Time to measure the brackets and make sure everything fits, both for the US and UK versions. Due to all the permutations of various brake options getting everything finalized will take a bit. But thanks to rapid prototyping I can do the brackets while waiting for the hubs to arrive. Pictures below show the US, Alcon 4-piston setup (the one I have).

I'll need to put the engine back in to double-check driveshaft lengths and make sure everything is happy there.

While I'm doing this, I should really replace all the rodends in the suspension - the stock stuff is the cheapo junk with injected plastic races, never meant for handling shock loads. The pushrod units were replaced a while back, as some may recall, but that was critical because they are undersized to begin with. The generous size of the rest of the parts (go figure) will allow them to live for a while longer but might as well do it right, right?

After I'm done with the rear uprights (and the fuel cell, and chassis brace and wiring harness) I'll deal with front uprights and then bellcranks and pushrods. With all this re-engineering and fabrication to do, one might ask why not just build a whole new car from scratch... Well, that's where dp2 and dp3 come in :) In the meantime Bikini makes a nice testbed for all the technologies and solutions, just as intended.


03/26/09 Frustratingly there are delays in getting the drive flanges done but everything else on the uprights is just about ready. Still shooting to get it all back together by the 16th or better yet by the 13th. Karl (our investor) is coming to visit, it will be cool if he gets to play with at least some of the toys. And, OK, I'm anxious to get all the wheels on the track :) To that end the engine is now back in Bikini's frame (the new fuel cell will mount from below and unlike the original won't require engine removal). Taking care of a few minor details we modified the engine mount to clear the shock better. No more ground-off bolts.

We are also cleaning up a few other minor issues along the way. It will be a much better car when done.


04/07/09 Lots of things happening. The fuel cell should ship tomorrow or the day after. I finally have an ETA on the UK drive flanges, and the US ones are close behind. The harness is back from the vendor, they're working on a quote for production dp1 harnesses.

This one is going back into Bikini however. Along with the aforementioned fuel cell and the oil tank. A few other things too.

The oil tank of course had to be modified and a mount added to it. I designed all of that and Tristan made it happen.
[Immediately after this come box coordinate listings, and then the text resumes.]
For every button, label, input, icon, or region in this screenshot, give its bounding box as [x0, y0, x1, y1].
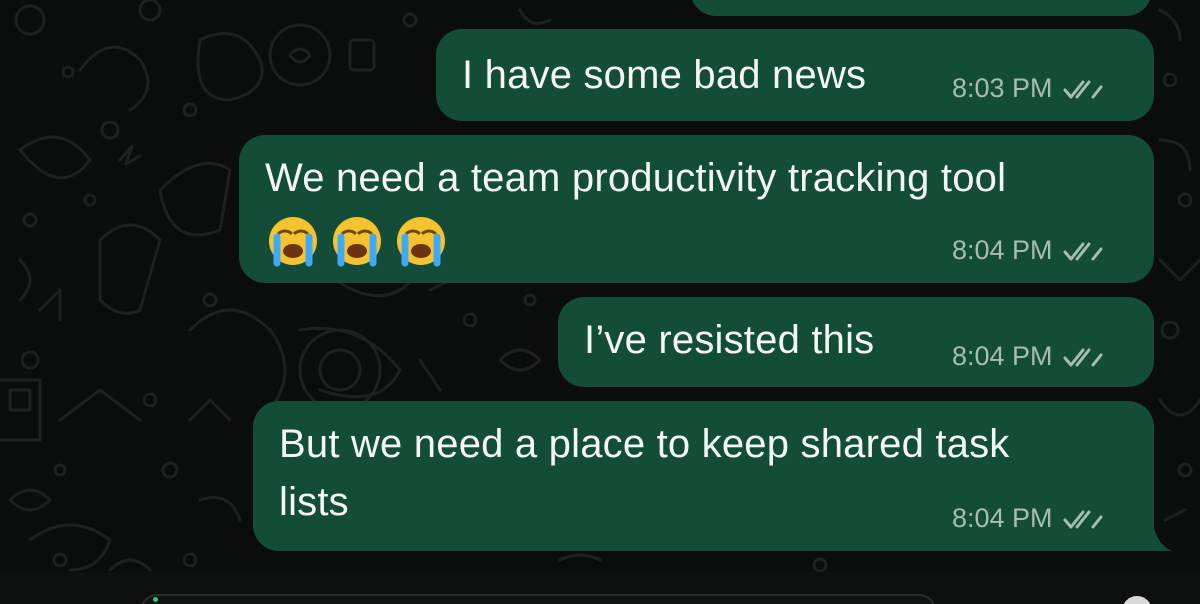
double-check-icon: [1063, 242, 1103, 260]
message-meta: 8:04 PM: [952, 235, 1103, 266]
double-check-icon: [1063, 80, 1103, 98]
message-time: 8:04 PM: [952, 341, 1053, 371]
message-text: We need a team productivity tracking too…: [265, 156, 1007, 200]
double-check-icon: [1063, 348, 1103, 366]
previous-message-bubble[interactable]: [690, 0, 1152, 16]
input-cursor: [153, 597, 158, 602]
message-text: I have some bad news: [462, 53, 867, 97]
message-text-line-1: But we need a place to keep shared task: [279, 422, 1010, 466]
message-bubble[interactable]: But we need a place to keep shared task …: [253, 401, 1154, 551]
message-time: 8:04 PM: [952, 235, 1053, 265]
bubble-tail: [1140, 527, 1172, 551]
message-meta: 8:04 PM: [952, 503, 1103, 534]
message-text-line-2: lists: [279, 480, 349, 524]
double-check-icon: [1063, 510, 1103, 528]
message-time: 8:04 PM: [952, 503, 1053, 533]
message-meta: 8:04 PM: [952, 341, 1103, 372]
loudly-crying-face-icon: [333, 217, 381, 267]
message-bubble[interactable]: I have some bad news 8:03 PM: [436, 29, 1154, 121]
message-time: 8:03 PM: [952, 73, 1053, 103]
message-text: I’ve resisted this: [584, 318, 875, 362]
message-bubble[interactable]: We need a team productivity tracking too…: [239, 135, 1154, 283]
message-bubble[interactable]: I’ve resisted this 8:04 PM: [558, 297, 1154, 387]
emoji-row: [267, 215, 459, 267]
chat-screen: I have some bad news 8:03 PM We need a t…: [0, 0, 1200, 604]
message-meta: 8:03 PM: [952, 73, 1103, 104]
loudly-crying-face-icon: [269, 217, 317, 267]
message-input[interactable]: [140, 594, 936, 604]
loudly-crying-face-icon: [397, 217, 445, 267]
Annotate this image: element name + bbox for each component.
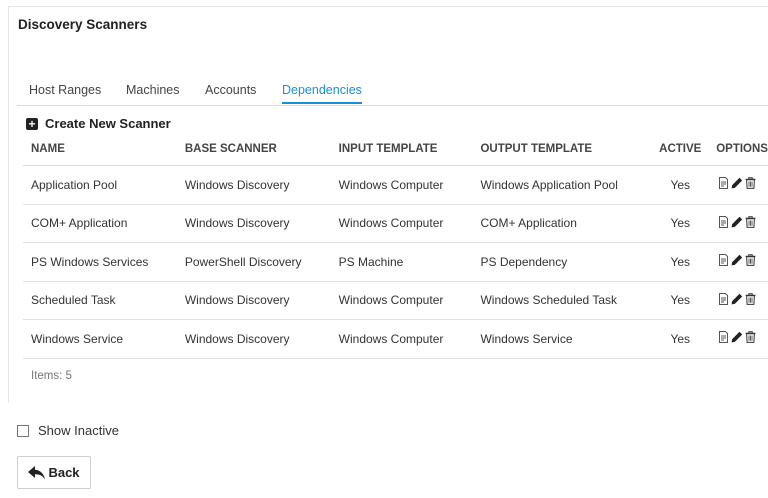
trash-icon[interactable] bbox=[745, 177, 756, 192]
cell-base-scanner: Windows Discovery bbox=[176, 165, 331, 205]
table-row[interactable]: Application Pool Windows Discovery Windows… bbox=[23, 165, 768, 205]
copy-icon[interactable] bbox=[718, 177, 729, 192]
trash-icon[interactable] bbox=[745, 216, 756, 231]
cell-input-template: Windows Computer bbox=[330, 165, 473, 205]
table-row[interactable]: Scheduled Task Windows Discovery Windows C… bbox=[23, 281, 768, 320]
back-label: Back bbox=[48, 465, 80, 480]
plus-square-icon: + bbox=[26, 117, 38, 130]
cell-active: Yes bbox=[652, 204, 709, 243]
pencil-icon[interactable] bbox=[731, 331, 743, 346]
cell-base-scanner: Windows Discovery bbox=[176, 281, 331, 320]
tab-dependencies[interactable]: Dependencies bbox=[282, 83, 362, 104]
cell-name: Scheduled Task bbox=[23, 281, 177, 320]
scanners-table: NAME BASE SCANNER INPUT TEMPLATE OUTPUT … bbox=[23, 133, 768, 359]
cell-name: Windows Service bbox=[23, 319, 177, 359]
cell-active: Yes bbox=[652, 242, 709, 282]
cell-base-scanner: PowerShell Discovery bbox=[176, 242, 331, 282]
cell-active: Yes bbox=[652, 165, 709, 205]
cell-options bbox=[708, 281, 768, 320]
cell-output-template: COM+ Application bbox=[472, 204, 653, 243]
cell-input-template: Windows Computer bbox=[330, 281, 473, 320]
column-header-output-template[interactable]: OUTPUT TEMPLATE bbox=[472, 133, 653, 166]
cell-output-template: Windows Service bbox=[472, 319, 653, 359]
cell-output-template: PS Dependency bbox=[472, 242, 653, 282]
cell-name: PS Windows Services bbox=[23, 242, 177, 282]
cell-input-template: Windows Computer bbox=[330, 204, 473, 243]
cell-options bbox=[708, 319, 768, 359]
cell-input-template: PS Machine bbox=[330, 242, 473, 282]
column-header-active[interactable]: ACTIVE bbox=[652, 133, 709, 166]
cell-input-template: Windows Computer bbox=[330, 319, 473, 359]
cell-name: COM+ Application bbox=[23, 204, 177, 243]
cell-name: Application Pool bbox=[23, 165, 177, 205]
trash-icon[interactable] bbox=[745, 331, 756, 346]
column-header-options: OPTIONS bbox=[708, 133, 768, 166]
tab-accounts[interactable]: Accounts bbox=[205, 83, 256, 104]
show-inactive-toggle[interactable]: Show Inactive bbox=[17, 423, 119, 438]
tab-bar: Host Ranges Machines Accounts Dependenci… bbox=[17, 83, 768, 106]
back-button[interactable]: Back bbox=[17, 456, 91, 489]
cell-options bbox=[708, 242, 768, 282]
trash-icon[interactable] bbox=[745, 254, 756, 269]
table-row[interactable]: COM+ Application Windows Discovery Windows… bbox=[23, 204, 768, 243]
pencil-icon[interactable] bbox=[731, 216, 743, 231]
cell-active: Yes bbox=[652, 281, 709, 320]
copy-icon[interactable] bbox=[718, 215, 729, 231]
trash-icon[interactable] bbox=[745, 293, 756, 308]
create-new-scanner-label: Create New Scanner bbox=[45, 116, 171, 131]
page-title: Discovery Scanners bbox=[18, 17, 148, 32]
cell-options bbox=[708, 204, 768, 243]
copy-icon[interactable] bbox=[718, 254, 729, 269]
cell-output-template: Windows Application Pool bbox=[472, 165, 653, 205]
cell-base-scanner: Windows Discovery bbox=[176, 319, 331, 359]
create-new-scanner-button[interactable]: + Create New Scanner bbox=[26, 116, 171, 131]
tab-machines[interactable]: Machines bbox=[126, 83, 180, 104]
pencil-icon[interactable] bbox=[731, 293, 743, 308]
column-header-name[interactable]: NAME bbox=[23, 133, 177, 166]
column-header-base-scanner[interactable]: BASE SCANNER bbox=[176, 133, 331, 166]
tab-host-ranges[interactable]: Host Ranges bbox=[29, 83, 101, 104]
table-header-row: NAME BASE SCANNER INPUT TEMPLATE OUTPUT … bbox=[23, 133, 768, 166]
items-count: Items: 5 bbox=[31, 370, 72, 382]
pencil-icon[interactable] bbox=[731, 254, 743, 269]
show-inactive-label: Show Inactive bbox=[38, 423, 119, 438]
column-header-input-template[interactable]: INPUT TEMPLATE bbox=[330, 133, 473, 166]
cell-base-scanner: Windows Discovery bbox=[176, 204, 331, 243]
cell-active: Yes bbox=[652, 319, 709, 359]
copy-icon[interactable] bbox=[718, 331, 729, 346]
table-row[interactable]: Windows Service Windows Discovery Windows … bbox=[23, 319, 768, 359]
table-row[interactable]: PS Windows Services PowerShell Discovery P… bbox=[23, 242, 768, 282]
pencil-icon[interactable] bbox=[731, 177, 743, 192]
cell-output-template: Windows Scheduled Task bbox=[472, 281, 653, 320]
show-inactive-checkbox[interactable] bbox=[17, 424, 29, 437]
cell-options bbox=[708, 165, 768, 205]
reply-arrow-icon bbox=[28, 465, 46, 479]
copy-icon[interactable] bbox=[718, 292, 729, 308]
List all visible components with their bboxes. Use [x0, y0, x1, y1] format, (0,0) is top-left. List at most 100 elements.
Of course the customary tight clearances are there in every possible direction - couldn't have it any other way :). Keep in mind that the fuel cell will have the same volume as the original, only a different shape. The clock is ticking and a lot is left to be done before Bikini rolls under its own power again. We're getting there though.

On the subject of the clock, we're seriously considering moving our trackday, for a lot of reasons. Decision will be made tomorrow.